KUR BRI 2026 Cara Mengajukan Pinjaman Beserta Syarat dan Simulasi

Selasa, 03 Februari 2026 | 09:23:24 WIB
KUR BRI 2026 Cara Mengajukan Pinjaman Beserta Syarat dan Simulasi

JAKARTA - Bagi pelaku usaha mikro, kecil, dan menengah (UMKM), akses pembiayaan yang terjangkau sering menjadi penentu keberlanjutan usaha. 

Tidak hanya soal besaran pinjaman, tetapi juga kemampuan membayar cicilan setiap bulan tanpa mengganggu arus kas usaha. Dalam konteks tersebut, Kredit Usaha Rakyat (KUR) BRI 2026 kembali menjadi salah satu skema pembiayaan yang paling banyak dilirik masyarakat.

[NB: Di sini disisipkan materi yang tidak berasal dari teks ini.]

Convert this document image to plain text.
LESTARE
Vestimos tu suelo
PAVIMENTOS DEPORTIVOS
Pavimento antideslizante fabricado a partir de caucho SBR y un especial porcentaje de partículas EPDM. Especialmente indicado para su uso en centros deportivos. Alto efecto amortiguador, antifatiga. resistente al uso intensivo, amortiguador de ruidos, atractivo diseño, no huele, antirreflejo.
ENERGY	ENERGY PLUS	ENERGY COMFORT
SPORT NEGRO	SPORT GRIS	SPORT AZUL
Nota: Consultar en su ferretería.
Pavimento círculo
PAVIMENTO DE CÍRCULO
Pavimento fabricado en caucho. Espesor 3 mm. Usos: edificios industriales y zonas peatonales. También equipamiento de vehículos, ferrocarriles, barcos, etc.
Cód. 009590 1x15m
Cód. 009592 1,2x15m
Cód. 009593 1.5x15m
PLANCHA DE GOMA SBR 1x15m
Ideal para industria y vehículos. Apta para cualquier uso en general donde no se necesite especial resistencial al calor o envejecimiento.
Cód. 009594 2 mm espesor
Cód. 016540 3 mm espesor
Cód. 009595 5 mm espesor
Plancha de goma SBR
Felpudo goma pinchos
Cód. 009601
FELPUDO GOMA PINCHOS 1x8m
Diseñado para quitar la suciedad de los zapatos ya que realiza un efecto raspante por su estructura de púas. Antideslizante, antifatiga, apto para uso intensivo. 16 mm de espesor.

Program KUR BRI dikenal sebagai instrumen pembiayaan yang dirancang khusus untuk mendorong pertumbuhan UMKM melalui bunga rendah dan tenor fleksibel. 

Pada tahun 2026, BRI kembali menghadirkan KUR dengan berbagai keunggulan, salah satunya adalah cicilan yang relatif ringan dan dapat disesuaikan dengan kemampuan finansial debitur. Hal ini memberi ruang bagi pelaku usaha untuk tetap fokus mengembangkan bisnis tanpa tekanan pembayaran yang berlebihan.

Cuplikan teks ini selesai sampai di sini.